From the looks of it, a favourable product mix came to TVS Motor’s rescue. Analysts reckon that premiumization of products on the back of success of brands, such as Apache and Ntorq, gave a leg-up to the profits. Further, price hikes, growth in the three-wheeler portfolio and a favourable exchange rate on exports aided net realization, which was 7% higher year-on-year. Even softer commodity prices supported profit margins, while the company reined in employee and marketing costs.
Therefore, the 11% year-on-year contraction in Ebitda at ₹382 crore was not as severe as pencilled in by the Street. Net profit at ₹192 crore, after adjusting for exceptional gain of ₹72 crore, was 9% lower. That said, it still brings relief to investors who were expecting 27% year-on-year drop for the quarter.

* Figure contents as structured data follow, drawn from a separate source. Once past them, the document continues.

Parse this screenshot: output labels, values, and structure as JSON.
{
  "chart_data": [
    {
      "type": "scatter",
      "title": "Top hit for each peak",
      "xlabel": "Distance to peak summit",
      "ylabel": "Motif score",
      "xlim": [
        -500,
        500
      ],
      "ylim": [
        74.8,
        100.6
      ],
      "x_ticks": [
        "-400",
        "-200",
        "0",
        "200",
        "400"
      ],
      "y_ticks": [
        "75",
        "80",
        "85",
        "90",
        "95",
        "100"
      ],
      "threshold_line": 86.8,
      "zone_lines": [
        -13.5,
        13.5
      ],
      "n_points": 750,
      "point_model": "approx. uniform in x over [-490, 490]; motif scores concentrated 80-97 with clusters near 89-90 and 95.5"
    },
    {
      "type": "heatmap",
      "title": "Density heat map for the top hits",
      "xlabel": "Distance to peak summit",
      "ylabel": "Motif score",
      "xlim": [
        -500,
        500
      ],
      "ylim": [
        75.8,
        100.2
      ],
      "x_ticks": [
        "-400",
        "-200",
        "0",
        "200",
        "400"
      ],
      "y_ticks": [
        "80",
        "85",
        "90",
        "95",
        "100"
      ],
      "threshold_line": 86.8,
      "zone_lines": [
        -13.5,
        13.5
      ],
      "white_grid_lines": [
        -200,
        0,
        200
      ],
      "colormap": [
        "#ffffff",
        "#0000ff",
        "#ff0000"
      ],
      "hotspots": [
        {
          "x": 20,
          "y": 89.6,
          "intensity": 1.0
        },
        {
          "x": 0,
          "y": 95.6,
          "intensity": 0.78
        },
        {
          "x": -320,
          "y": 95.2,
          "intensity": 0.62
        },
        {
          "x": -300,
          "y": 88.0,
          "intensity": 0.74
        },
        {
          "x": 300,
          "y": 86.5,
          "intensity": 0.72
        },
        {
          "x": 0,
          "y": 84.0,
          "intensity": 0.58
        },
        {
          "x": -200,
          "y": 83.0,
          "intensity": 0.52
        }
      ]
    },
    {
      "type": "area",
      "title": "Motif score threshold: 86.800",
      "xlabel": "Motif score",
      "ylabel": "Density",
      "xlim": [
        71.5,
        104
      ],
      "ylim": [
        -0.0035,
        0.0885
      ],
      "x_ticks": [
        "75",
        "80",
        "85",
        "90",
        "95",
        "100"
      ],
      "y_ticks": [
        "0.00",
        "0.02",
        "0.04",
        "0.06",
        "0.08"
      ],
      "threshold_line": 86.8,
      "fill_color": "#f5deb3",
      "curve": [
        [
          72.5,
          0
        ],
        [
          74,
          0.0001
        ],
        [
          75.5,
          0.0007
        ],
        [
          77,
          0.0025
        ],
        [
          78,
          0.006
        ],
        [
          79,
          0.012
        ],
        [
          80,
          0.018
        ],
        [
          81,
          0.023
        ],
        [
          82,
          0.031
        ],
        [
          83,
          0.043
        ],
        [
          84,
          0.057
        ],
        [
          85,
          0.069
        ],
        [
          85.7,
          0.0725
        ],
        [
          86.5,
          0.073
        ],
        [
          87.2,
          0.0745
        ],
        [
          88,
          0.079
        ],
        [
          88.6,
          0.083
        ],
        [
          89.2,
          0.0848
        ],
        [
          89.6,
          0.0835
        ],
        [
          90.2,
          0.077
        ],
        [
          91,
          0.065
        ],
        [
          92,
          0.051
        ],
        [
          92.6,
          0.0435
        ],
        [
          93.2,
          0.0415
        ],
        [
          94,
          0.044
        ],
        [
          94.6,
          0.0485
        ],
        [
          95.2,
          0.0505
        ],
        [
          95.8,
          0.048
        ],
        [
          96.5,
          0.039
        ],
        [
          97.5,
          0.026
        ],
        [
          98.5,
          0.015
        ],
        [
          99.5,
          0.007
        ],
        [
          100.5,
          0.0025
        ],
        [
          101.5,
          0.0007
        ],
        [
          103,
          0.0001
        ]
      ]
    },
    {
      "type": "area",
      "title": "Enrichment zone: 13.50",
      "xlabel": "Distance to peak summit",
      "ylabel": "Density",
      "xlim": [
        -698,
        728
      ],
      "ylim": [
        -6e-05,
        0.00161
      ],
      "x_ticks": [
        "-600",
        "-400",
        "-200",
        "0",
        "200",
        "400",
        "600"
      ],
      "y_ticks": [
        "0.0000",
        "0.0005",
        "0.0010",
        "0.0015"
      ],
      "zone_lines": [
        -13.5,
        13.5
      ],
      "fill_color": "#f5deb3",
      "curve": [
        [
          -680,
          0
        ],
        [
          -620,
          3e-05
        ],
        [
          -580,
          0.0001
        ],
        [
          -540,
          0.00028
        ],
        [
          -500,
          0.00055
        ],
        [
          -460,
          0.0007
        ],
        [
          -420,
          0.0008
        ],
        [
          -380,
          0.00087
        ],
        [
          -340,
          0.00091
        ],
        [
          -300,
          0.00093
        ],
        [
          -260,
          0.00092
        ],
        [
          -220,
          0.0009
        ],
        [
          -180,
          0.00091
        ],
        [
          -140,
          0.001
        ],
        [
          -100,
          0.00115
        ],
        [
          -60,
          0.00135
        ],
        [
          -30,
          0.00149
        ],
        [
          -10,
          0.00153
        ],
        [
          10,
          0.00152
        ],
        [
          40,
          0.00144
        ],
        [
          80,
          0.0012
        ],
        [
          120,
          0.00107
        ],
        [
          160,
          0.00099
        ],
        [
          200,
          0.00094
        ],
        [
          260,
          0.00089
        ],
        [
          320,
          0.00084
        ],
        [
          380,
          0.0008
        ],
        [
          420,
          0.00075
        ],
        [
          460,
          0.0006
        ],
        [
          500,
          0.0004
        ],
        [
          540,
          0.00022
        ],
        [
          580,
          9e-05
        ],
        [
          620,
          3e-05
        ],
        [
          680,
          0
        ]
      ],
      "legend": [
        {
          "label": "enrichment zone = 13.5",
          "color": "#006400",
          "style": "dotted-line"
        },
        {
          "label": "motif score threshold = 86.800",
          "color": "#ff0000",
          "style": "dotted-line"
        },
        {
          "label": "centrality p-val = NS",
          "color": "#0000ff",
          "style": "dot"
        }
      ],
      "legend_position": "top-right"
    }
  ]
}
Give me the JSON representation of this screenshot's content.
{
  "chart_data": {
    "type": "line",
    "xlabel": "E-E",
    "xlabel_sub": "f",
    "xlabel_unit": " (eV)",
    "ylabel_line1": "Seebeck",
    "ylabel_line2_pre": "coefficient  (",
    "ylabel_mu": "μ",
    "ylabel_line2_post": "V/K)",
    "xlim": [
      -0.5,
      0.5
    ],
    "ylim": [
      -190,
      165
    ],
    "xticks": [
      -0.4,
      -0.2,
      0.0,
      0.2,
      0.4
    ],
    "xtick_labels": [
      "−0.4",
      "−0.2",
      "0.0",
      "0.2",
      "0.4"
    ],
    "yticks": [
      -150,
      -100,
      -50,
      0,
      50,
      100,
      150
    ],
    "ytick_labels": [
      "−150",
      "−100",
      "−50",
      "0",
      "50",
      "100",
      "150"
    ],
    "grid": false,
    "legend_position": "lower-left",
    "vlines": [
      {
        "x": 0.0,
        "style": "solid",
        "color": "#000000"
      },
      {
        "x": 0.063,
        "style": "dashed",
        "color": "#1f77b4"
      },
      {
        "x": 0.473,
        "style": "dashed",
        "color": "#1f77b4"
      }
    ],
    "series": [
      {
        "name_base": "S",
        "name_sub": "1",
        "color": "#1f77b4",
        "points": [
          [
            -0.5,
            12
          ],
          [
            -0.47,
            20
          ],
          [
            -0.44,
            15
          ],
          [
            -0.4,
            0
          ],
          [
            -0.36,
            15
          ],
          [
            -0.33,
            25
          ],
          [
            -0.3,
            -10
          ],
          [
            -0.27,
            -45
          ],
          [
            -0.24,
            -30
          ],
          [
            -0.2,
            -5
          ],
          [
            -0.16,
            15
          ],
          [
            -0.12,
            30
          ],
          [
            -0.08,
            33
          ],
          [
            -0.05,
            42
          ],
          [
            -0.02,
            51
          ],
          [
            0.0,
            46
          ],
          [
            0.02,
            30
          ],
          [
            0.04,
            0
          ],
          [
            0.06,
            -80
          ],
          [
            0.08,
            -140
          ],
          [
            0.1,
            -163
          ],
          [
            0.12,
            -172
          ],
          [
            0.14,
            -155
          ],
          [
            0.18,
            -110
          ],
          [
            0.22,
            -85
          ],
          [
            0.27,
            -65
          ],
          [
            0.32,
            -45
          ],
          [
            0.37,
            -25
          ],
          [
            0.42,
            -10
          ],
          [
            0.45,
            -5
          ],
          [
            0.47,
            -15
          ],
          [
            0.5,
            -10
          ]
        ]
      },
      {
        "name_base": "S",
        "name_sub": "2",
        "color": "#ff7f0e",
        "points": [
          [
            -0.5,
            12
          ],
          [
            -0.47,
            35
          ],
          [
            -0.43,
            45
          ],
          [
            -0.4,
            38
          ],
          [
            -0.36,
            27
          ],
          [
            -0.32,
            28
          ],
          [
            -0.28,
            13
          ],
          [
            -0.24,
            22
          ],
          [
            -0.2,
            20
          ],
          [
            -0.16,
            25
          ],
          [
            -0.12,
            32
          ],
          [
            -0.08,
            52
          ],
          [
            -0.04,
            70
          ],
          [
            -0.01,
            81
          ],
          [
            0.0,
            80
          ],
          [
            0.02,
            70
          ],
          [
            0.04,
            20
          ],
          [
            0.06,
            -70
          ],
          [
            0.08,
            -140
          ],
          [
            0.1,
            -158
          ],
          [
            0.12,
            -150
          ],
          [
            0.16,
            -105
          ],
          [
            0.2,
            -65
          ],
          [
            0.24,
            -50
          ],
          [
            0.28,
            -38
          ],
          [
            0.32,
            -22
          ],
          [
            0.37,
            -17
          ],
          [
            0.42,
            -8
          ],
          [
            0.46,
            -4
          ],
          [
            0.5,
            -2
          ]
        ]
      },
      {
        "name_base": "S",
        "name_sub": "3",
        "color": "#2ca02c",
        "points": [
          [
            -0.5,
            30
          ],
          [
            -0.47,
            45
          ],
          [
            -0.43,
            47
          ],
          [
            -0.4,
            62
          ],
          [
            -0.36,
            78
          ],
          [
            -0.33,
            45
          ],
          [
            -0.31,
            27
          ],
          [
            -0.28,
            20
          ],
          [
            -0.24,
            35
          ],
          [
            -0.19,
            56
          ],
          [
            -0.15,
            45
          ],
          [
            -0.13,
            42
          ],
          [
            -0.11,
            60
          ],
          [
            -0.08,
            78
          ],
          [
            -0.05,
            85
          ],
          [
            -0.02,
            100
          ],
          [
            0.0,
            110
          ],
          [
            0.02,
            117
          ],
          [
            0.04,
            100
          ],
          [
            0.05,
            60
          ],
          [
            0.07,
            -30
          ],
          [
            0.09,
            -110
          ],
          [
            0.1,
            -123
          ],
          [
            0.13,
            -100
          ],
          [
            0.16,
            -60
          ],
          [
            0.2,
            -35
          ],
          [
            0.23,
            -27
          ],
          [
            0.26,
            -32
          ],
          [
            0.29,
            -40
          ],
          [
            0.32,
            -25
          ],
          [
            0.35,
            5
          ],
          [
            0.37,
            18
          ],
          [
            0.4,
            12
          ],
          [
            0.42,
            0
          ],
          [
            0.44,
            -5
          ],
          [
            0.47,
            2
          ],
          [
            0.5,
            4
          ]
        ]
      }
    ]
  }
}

Mitul Shah, vice president (research) at Reliance Securities Ltd, said while TVS Motor could outperform the two-wheeler industry, it still has to contend with a tough business environment. “Increasing competitive intensity, higher commodity costs and upcoming BS-VI transition could be challenging for the company," he added.
Analysts who attended a call with the company management said the commentary was cautious, stating that it would take a few more quarters for sales to improve.
Indeed, some improvement in sales and lower production at the company could bring down inventory levels in the future. There is a slight increase in sales due to buying ahead of the transition to BS-VI emission norms, considering that prices of two-wheelers are likely to go up by 10-12% after that.
That apart, the TVS Motor stock trades at a rich valuation of 21-23 times estimated FY21 earnings. This could cap the upside in the stock, unless the festive season quarter ushers in some colour to an otherwise gloomy outlook.